Como começar - passo a passo
Quem quer experimentar não deve simplesmente entrar sozinho em águas desconhecidas. O mais sensato é procurar um curso com acompanhamento, seja em zonas costeiras de férias, seja em grandes lagos interiores.
O equipamento certo
- Fato de neoprene ou shorty de neoprene, consoante a temperatura da água
- Calçado antiderrapante para cascalho, pedras e conchas
- Touca de natação bem ajustada ou gorro, especialmente com vento
- Opcionalmente, luvas ou paddles para aumentar a resistência
Em águas abertas, a segurança e o estado do tempo devem estar sempre sob controlo: correntes, ondulação forte, risco de hipotermia e mudanças súbitas do tempo podem tornar-se perigosos. Por isso, muitos organizadores usam percursos bem assinalados e horários definidos ao minuto.
Frequência de treino e ritmo
Para começar a notar mudanças na forma do corpo e no bem-estar, costuma bastar fazer uma a duas sessões por semana. Nas primeiras experiências, 20 a 30 minutos na água podem ser suficientes para o corpo se adaptar ao novo tipo de esforço.
Com o tempo, a duração pode subir para 45 a 60 minutos. E, se existir também alguma atenção a uma alimentação razoavelmente equilibrada, torna-se mais fácil criar um défice calórico sólido sem levar o corpo ao limite.
Como combinar o aquawalking com outras modalidades
Este desporto aquático não tem de substituir a corrida, a bicicleta ou o treino de força. Para muita gente, funciona melhor como complemento - por exemplo, nos dias em que as articulações estão mais cansadas ou quando o tempo torna menos apetecível correr em terra.
Um exemplo possível de semana:
- Segunda-feira: 30 minutos de corrida leve
- Quarta-feira: 45 minutos de aquawalking na zona de resistência
- Sexta-feira: exercícios de reforço para o core e costas em casa
- Domingo: 60 minutos de caminhada ou passeio de bicicleta suave
Com esta combinação, músculos, sistema cardiovascular e tecido conjuntivo são trabalhados de forma equilibrada, sem sobrecarregar uma única área.
O que os iniciantes devem saber antes da primeira aula
Há dúvidas que aparecem vezes sem conta: é permitido participar com problemas cardíacos? É preciso saber nadar bem? Qual é a temperatura mínima aceitável? A orientação geral é simples: quem tem doenças pré-existentes deve confirmar com o médico de família se pode iniciar a actividade. Ainda assim, muitas clínicas de reabilitação e ortopedistas consideram estes desportos na água uma opção sensata.

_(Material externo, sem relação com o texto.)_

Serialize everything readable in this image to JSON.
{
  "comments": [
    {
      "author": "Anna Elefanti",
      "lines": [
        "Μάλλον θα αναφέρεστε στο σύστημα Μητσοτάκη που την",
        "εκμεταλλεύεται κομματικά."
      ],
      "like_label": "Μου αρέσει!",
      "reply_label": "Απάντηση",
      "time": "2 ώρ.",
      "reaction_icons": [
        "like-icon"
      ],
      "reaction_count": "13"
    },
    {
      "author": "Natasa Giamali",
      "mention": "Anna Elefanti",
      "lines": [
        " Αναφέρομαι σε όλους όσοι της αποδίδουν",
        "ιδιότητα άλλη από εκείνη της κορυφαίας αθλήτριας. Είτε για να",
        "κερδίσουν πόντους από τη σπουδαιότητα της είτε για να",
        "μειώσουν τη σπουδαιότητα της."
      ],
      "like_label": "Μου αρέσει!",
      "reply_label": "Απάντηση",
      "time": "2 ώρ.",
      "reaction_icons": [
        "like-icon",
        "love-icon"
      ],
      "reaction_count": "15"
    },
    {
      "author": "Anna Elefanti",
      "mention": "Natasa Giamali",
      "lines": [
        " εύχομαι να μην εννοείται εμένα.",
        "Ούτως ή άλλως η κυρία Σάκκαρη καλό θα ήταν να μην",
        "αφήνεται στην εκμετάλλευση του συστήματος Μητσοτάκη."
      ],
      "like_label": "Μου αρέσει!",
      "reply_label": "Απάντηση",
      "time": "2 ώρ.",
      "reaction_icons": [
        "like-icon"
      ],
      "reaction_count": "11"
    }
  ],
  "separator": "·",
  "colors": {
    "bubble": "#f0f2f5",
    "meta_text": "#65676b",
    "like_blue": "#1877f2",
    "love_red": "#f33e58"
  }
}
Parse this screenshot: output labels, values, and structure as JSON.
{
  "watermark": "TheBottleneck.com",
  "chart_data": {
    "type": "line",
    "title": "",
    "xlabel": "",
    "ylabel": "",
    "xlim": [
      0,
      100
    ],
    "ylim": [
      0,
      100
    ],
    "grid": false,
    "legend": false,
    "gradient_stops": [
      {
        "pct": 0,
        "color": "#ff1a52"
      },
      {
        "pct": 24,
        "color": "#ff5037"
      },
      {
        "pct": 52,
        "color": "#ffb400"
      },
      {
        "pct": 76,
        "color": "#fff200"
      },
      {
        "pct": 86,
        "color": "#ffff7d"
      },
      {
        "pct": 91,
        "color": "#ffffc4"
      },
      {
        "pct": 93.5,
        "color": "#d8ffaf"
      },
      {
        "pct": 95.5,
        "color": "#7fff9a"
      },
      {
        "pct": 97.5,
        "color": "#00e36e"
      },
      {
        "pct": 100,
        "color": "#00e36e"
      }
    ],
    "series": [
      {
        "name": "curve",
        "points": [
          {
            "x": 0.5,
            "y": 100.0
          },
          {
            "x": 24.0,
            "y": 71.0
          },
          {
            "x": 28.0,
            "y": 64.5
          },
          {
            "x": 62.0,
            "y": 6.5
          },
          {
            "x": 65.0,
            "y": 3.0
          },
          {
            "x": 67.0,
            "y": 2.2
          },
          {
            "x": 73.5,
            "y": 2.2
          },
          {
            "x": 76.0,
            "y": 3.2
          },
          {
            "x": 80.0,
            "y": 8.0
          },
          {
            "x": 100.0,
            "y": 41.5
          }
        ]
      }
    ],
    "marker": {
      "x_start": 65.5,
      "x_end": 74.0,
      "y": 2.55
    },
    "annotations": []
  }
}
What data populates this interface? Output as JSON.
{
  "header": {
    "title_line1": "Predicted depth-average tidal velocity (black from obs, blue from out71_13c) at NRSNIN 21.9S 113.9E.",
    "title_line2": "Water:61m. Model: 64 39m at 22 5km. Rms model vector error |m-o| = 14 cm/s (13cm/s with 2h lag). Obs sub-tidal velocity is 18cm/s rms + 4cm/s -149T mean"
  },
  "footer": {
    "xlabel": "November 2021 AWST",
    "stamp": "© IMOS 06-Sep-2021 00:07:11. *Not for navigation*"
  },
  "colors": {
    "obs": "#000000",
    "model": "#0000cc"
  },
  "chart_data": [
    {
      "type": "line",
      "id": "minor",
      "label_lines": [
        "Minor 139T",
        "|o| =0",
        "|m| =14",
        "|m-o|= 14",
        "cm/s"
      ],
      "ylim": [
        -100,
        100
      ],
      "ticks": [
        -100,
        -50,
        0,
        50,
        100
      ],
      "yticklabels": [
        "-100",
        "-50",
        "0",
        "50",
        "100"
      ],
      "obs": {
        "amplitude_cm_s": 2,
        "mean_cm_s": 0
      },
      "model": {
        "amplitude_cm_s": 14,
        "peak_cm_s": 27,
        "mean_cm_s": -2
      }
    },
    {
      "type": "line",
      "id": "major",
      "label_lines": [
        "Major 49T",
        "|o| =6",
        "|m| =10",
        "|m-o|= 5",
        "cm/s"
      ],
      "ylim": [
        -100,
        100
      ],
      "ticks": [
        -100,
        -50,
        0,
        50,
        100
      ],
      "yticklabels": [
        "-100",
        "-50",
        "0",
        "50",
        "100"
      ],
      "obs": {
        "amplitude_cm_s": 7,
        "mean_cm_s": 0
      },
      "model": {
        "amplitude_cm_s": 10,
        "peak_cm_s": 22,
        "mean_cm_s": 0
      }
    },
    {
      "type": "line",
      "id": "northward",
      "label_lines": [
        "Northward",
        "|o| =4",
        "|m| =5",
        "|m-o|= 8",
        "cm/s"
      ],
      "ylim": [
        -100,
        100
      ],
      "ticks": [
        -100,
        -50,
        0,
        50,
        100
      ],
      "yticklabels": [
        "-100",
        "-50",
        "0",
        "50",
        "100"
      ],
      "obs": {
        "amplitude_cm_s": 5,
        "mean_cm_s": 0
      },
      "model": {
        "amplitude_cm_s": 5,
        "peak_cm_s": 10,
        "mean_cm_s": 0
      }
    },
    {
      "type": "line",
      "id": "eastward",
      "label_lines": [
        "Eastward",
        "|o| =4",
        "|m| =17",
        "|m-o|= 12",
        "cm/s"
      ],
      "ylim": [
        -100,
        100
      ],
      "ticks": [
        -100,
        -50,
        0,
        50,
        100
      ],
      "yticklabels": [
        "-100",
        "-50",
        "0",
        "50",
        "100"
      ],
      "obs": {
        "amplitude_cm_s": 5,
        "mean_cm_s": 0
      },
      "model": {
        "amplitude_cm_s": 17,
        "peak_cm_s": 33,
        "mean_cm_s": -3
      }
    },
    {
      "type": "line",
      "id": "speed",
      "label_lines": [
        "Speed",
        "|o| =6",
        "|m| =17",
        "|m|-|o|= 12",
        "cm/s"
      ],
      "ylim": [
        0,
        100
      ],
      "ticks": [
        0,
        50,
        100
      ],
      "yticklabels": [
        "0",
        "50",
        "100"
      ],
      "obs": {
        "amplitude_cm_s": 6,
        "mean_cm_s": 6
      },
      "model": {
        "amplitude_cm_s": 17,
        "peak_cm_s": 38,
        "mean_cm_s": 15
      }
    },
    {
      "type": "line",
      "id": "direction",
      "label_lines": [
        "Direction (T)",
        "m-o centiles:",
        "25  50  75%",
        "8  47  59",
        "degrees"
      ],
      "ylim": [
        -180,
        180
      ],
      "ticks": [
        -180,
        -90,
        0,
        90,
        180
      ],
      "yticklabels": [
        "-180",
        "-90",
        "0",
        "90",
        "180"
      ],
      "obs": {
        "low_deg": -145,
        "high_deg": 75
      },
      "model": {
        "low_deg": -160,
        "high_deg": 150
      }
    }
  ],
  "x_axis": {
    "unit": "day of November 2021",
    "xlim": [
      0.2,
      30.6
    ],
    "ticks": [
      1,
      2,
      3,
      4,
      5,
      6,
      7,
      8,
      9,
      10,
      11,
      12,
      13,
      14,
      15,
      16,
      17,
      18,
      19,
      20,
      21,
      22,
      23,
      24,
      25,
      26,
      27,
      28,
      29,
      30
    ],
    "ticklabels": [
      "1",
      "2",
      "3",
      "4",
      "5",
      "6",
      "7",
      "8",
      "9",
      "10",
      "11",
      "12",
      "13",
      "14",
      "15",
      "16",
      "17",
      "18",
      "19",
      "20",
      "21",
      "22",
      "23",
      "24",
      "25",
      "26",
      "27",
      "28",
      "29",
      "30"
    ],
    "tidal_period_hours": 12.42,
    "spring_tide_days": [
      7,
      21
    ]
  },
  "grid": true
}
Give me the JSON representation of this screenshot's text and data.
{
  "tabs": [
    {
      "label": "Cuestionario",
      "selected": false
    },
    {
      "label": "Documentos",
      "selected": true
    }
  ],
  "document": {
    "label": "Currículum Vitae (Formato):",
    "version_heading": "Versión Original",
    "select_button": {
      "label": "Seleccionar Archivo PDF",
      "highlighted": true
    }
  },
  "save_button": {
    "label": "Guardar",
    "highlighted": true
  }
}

Saber nadar é uma vantagem clara, porque aumenta a sensação de segurança. No entanto, muitas aulas decorrem em zonas pouco profundas, onde é fácil manter-se de pé. Os treinadores costumam informar previamente sobre o trajecto, a temperatura da água e a duração. Quem tem tendência a sentir frio deve começar na época mais quente e evitar iniciar logo em dias de vento forte.
É curioso: muitas pessoas que nunca ganharam gosto pelo cardio tradicional acabam por manter-se no caminhar dentro de água durante mais tempo do que esperavam. A mistura de contacto com a natureza, espírito de grupo e a boa sensação física no final é, para muitos, mais motivadora do que olhar para uma parede enquanto correm numa passadeira no ginásio.